10-18-07, 9:41 am
'Have no doubt.' The United States government has zero tolerance when it comes to illegal drug use and the peddling of drugs. Witness the get-tough policies of ONDCP (Office of National Drug Control Policy) under the direction of Drug Czar John P. Walters. In fact, the ONDCP is so hell bent on controlling the so-called drug plague that their policies have turned from overly intrusive to downright warlike at times. From suspicion-less student drug testing to mandatory minimum sentencing laws that dish out extraordinarily long sentences for small amounts of drugs, the drug war continues to grow as the government's national moral obsession.
However, the government's vision becomes blurred when it's dealing with bona fide drug lords—the real kingpins of the drug trade. In the first week of October, Haji Baz Mohammad, an Afghan drug lord, was sentenced to15 and a half years in prison. Although he faced life in prison, he was allowed a plea deal despite his bragging that he was waging an unconventional 'jihad' against the United States in the form of poisoning our communities by smuggling millions of dollars worth of heroin into our country. The U.S Attorney's office claimed that Mohammad handed over his enormous drug profits to extremist organizations such as the Taliban, dedicated to destroying freedom and justice. This is the same drug lord that President Bush declared a 'foreign narcotics kingpin' in 2001. The term is applied when the Commander-in-Chief decides a foreign narcotics trafficker threatens national security. The Drug Enforcement Administration (DEA) then boasted that Mohammad—the first person ever to be extradited from Afghanistan—demonstrated the U.S. resolve to destroy the hold on opium lords have on Afghanistan.
But when the smoke cleared we see that the 15 and a half year sentence imposed was equal to the drug sentencing of thousands of Americans that are rotting away in gulags across the United States, often for simple, nonviolent drug law violations.

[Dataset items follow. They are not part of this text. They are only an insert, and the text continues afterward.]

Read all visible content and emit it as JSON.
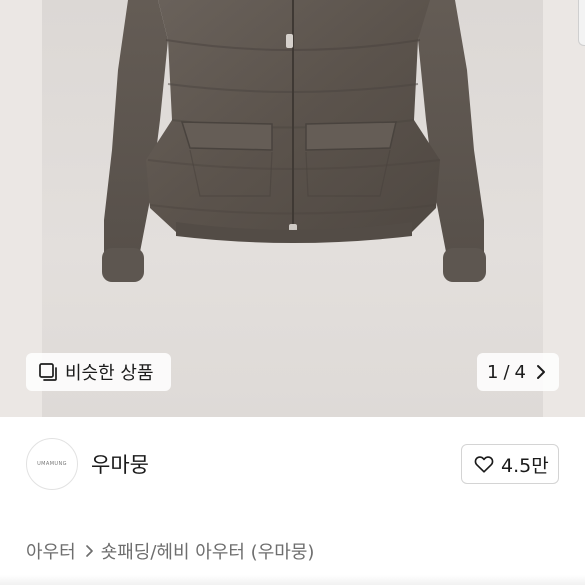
{
  "gallery": {
    "similar_label": "비슷한 상품",
    "current": "1",
    "separator": "/",
    "total": "4"
  },
  "seller": {
    "avatar_text": "UMAMUNG",
    "name": "우마뭉",
    "likes": "4.5만"
  },
  "breadcrumb": {
    "level1": "아우터",
    "level2": "숏패딩/헤비 아우터 (우마뭉)"
  },
  "colors": {
    "jacket": "#5b534c",
    "photo_background": "#dedad7",
    "chip_background": "#ffffff"
  },
  "icons": {
    "similar": "similar-items-icon",
    "next": "chevron-right-icon",
    "like": "heart-outline-icon",
    "breadcrumb_separator": "chevron-right-icon"
  }
}
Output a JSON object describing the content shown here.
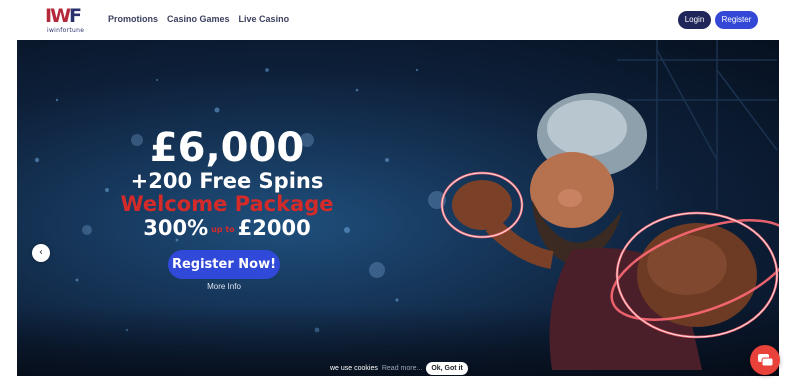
{
  "brand": {
    "logo_text_w": "IW",
    "logo_text_f": "F",
    "logo_subtitle": "iwinfortune"
  },
  "nav": {
    "items": [
      "Promotions",
      "Casino Games",
      "Live Casino"
    ]
  },
  "auth": {
    "login_label": "Login",
    "register_label": "Register"
  },
  "hero": {
    "amount": "£6,000",
    "free_spins": "+200 Free Spins",
    "package": "Welcome Package",
    "percent": "300%",
    "up_to": "up to",
    "max_bonus": "£2000",
    "cta_label": "Register Now!",
    "more_info": "More Info"
  },
  "carousel": {
    "prev_icon": "chevron-left-icon",
    "next_icon": "chevron-right-icon"
  },
  "cookie": {
    "text": "we use cookies",
    "link": "Read more...",
    "ok_label": "Ok, Got it"
  },
  "colors": {
    "accent": "#3149d8",
    "brand_red": "#b5283a",
    "brand_navy": "#202659",
    "hero_red": "#d42a2a"
  }
}
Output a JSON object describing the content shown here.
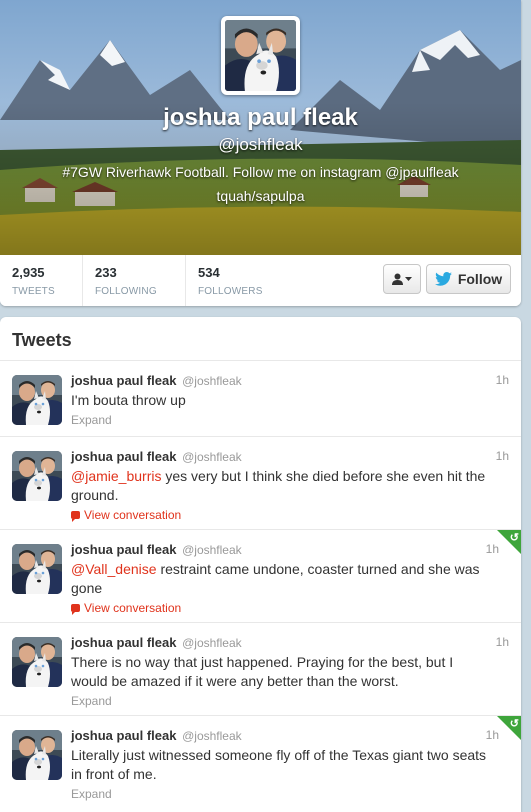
{
  "profile": {
    "full_name": "joshua paul fleak",
    "screen_name": "@joshfleak",
    "bio": "#7GW Riverhawk Football. Follow me on instagram @jpaulfleak",
    "location": "tquah/sapulpa"
  },
  "stats": [
    {
      "value": "2,935",
      "label": "TWEETS"
    },
    {
      "value": "233",
      "label": "FOLLOWING"
    },
    {
      "value": "534",
      "label": "FOLLOWERS"
    }
  ],
  "actions": {
    "follow_label": "Follow",
    "user_icon": "person-icon",
    "dropdown_icon": "caret-down-icon",
    "bird_icon": "twitter-bird-icon"
  },
  "tweets_heading": "Tweets",
  "tweets": [
    {
      "name": "joshua paul fleak",
      "handle": "@joshfleak",
      "time": "1h",
      "mention": "",
      "text": "I'm bouta throw up",
      "action": "Expand",
      "retweeted": false
    },
    {
      "name": "joshua paul fleak",
      "handle": "@joshfleak",
      "time": "1h",
      "mention": "@jamie_burris",
      "text": " yes very but I think she died before she even hit the ground.",
      "action": "View conversation",
      "retweeted": false
    },
    {
      "name": "joshua paul fleak",
      "handle": "@joshfleak",
      "time": "1h",
      "mention": "@Vall_denise",
      "text": " restraint came undone, coaster turned and she was gone",
      "action": "View conversation",
      "retweeted": true
    },
    {
      "name": "joshua paul fleak",
      "handle": "@joshfleak",
      "time": "1h",
      "mention": "",
      "text": "There is no way that just happened. Praying for the best, but I would be amazed if it were any better than the worst.",
      "action": "Expand",
      "retweeted": false
    },
    {
      "name": "joshua paul fleak",
      "handle": "@joshfleak",
      "time": "1h",
      "mention": "",
      "text": "Literally just witnessed someone fly off of the Texas giant two seats in front of me.",
      "action": "Expand",
      "retweeted": true
    }
  ],
  "colors": {
    "background": "#c9d8e2",
    "link_red": "#e0331c",
    "twitter_blue": "#2aa9e0",
    "retweet_green": "#3ea53b"
  }
}
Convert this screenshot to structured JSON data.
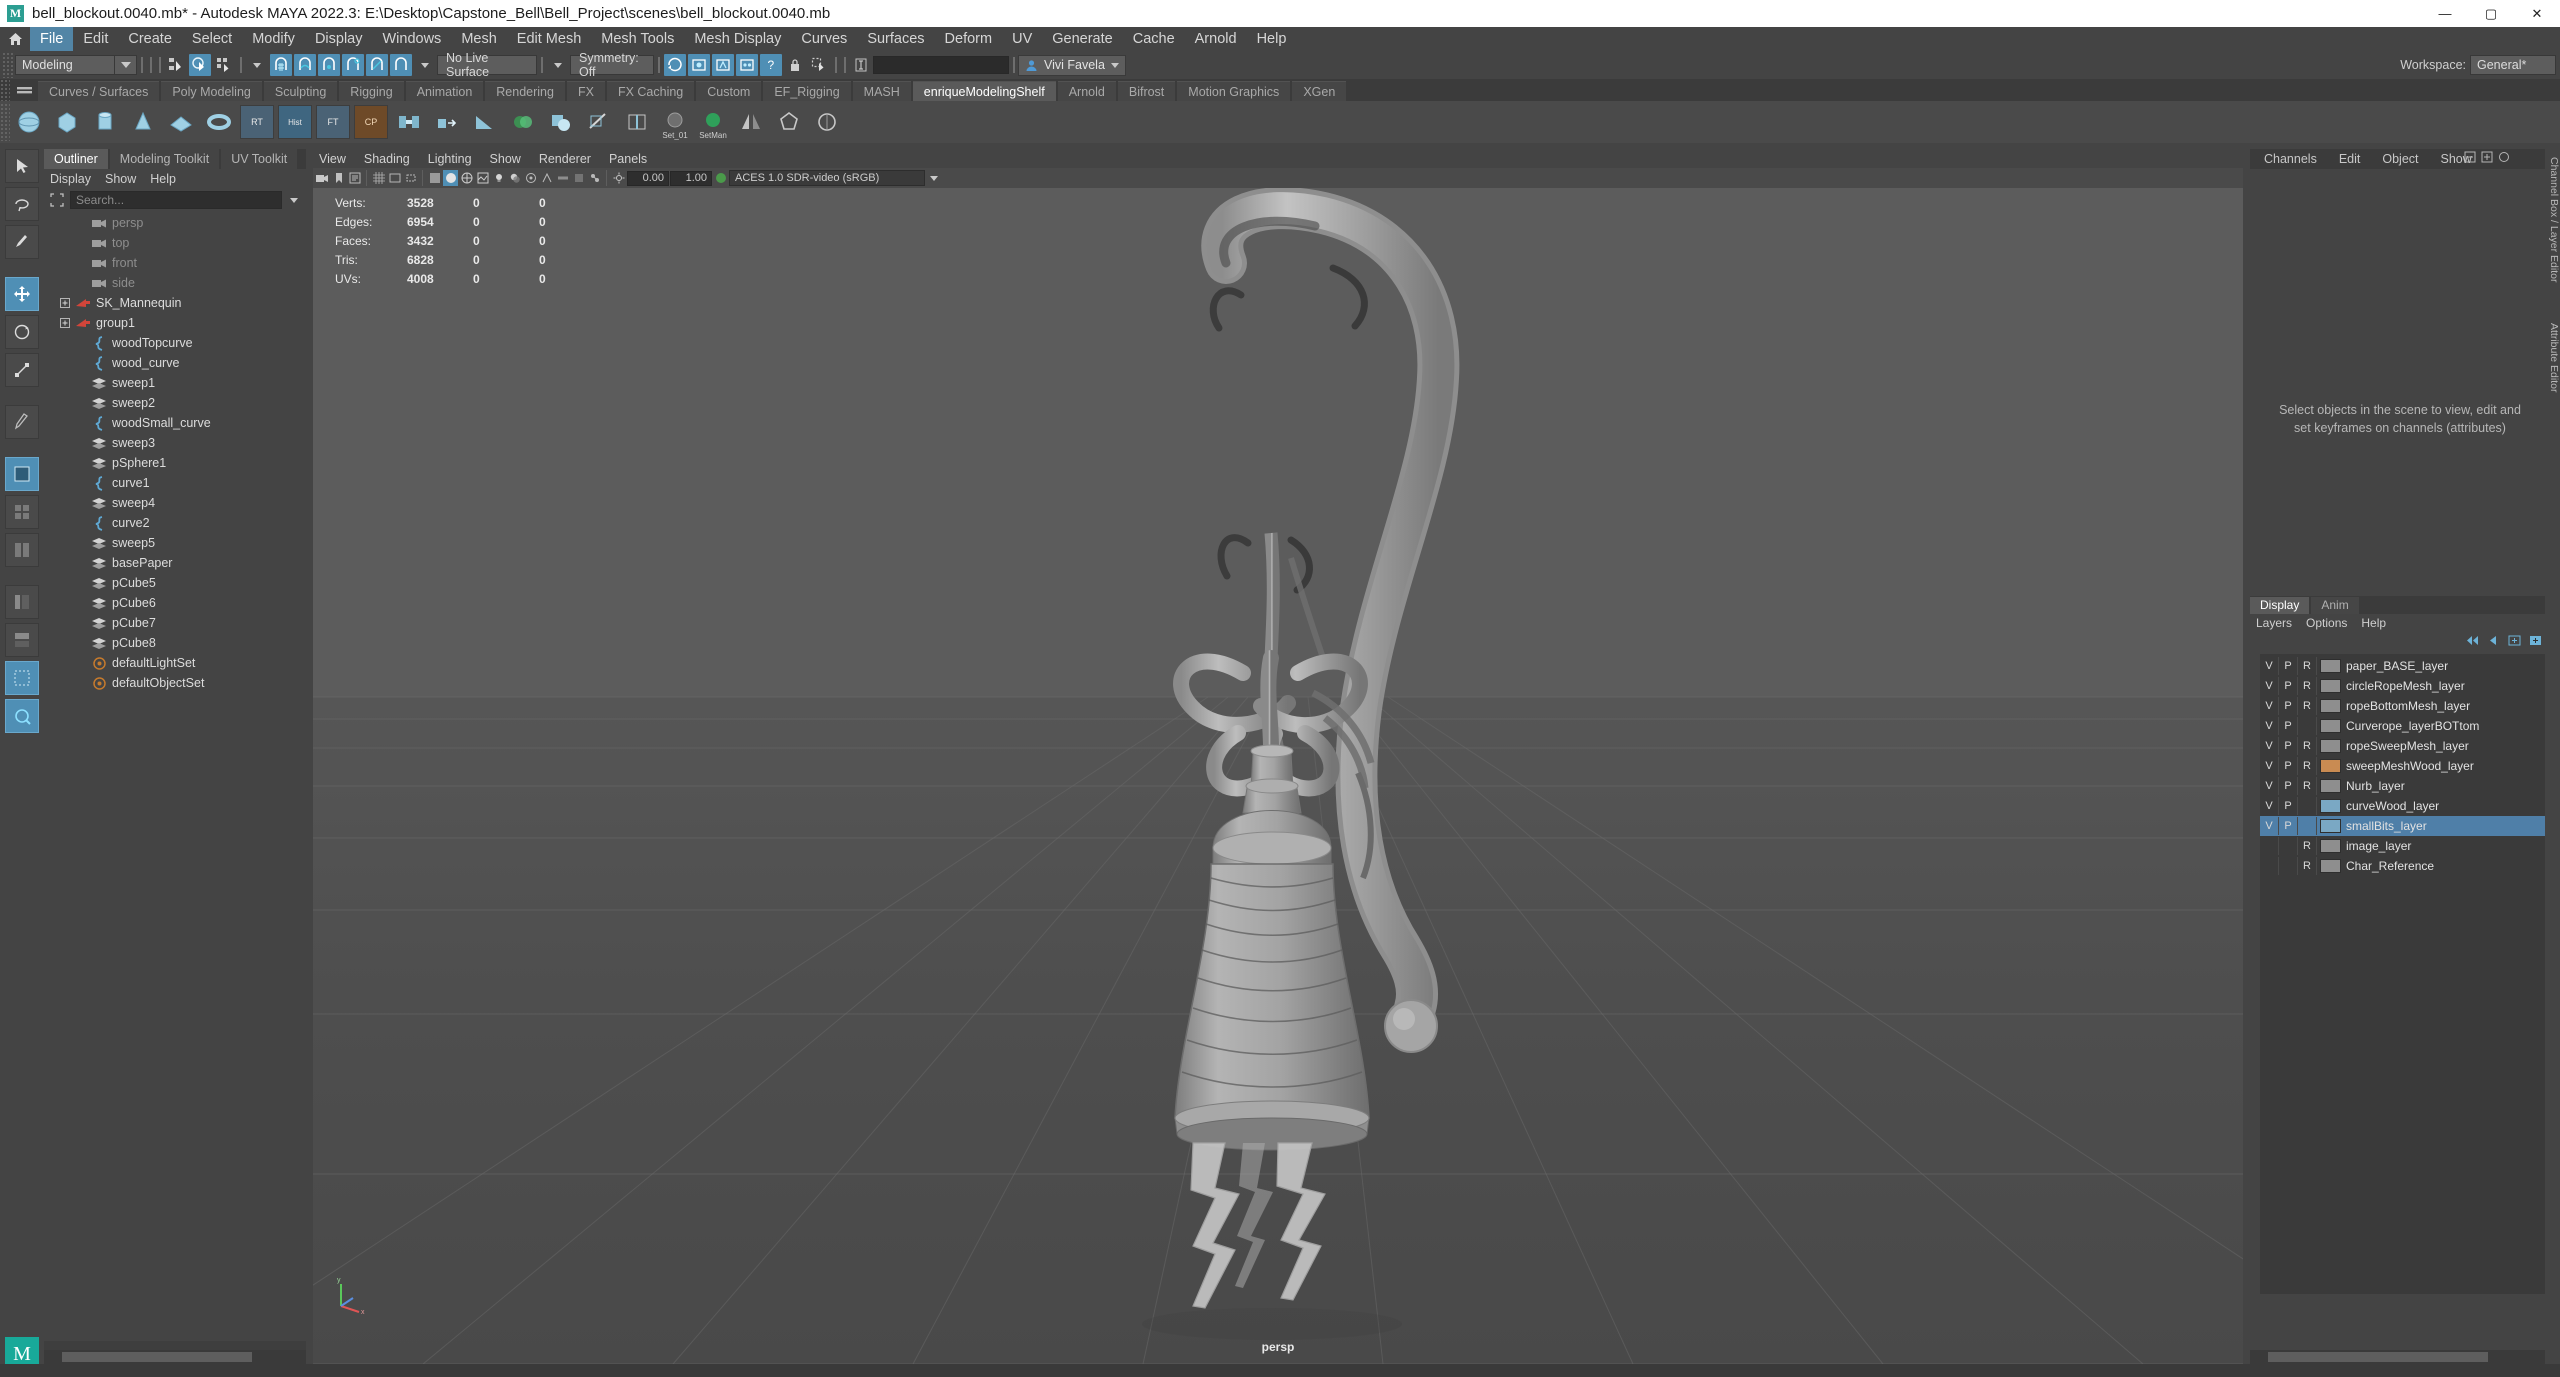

These are marginalized offenders who don't have the bargaining chips to establish deals like Afghan drug lords. There are an estimated 500,000 Americans locked up because of the drug war. Many of them are serving lengthy sentences because of a 30-year government campaign to demonize illicit drug use and implement mandatory minimum sentencing.
In 1986, mandatory minimum sentencing laws were enacted by Congress, which compelled judges to deliver fixed sentences to individuals convicted of certain crimes, regardless of mitigating factors or culpability. Federal mandatory drug sentences are determined based on three factors: the type of drug, weight of the drug mixture and the number of prior convictions. Judges are unable to consider other important factors, such as the offender's role, motivation and the likelihood of recidivism.
The push to incarcerate drug offenders has been further exacerbated through the current federal sentencing law that punishes crack cocaine offenders much more severely than offenders possessing other types of drugs, for example, powder cocaine. Distributing just five grams of crack carries a minimum five-year federal prison sentence while distributing 500 grams of powder cocaine carries the same sentence. This 100:1 sentencing disparity has been almost universally criticized for its racially discriminatory impact by a wide variety of criminal justice and civil rights groups, and in Congress. Although whites and Hispanics form the majority of crack users, the vast majority of those convicted for crack cocaine offenses are African Americans.
Because of the war on drugs and through its use of mandatory minimum sentencing low-level drug offenders are routinely elevated to kingpin status and condemned to serve out long prison sentences that should be reserved only for actual drug kingpins, not individuals fabricated to that level. It's time to end these draconian laws and implement a sentencing structure that promotes fairness and justice.
--Anthony Papa is the author of 15 To Life and a communications specialist for Drug Policy Alliance.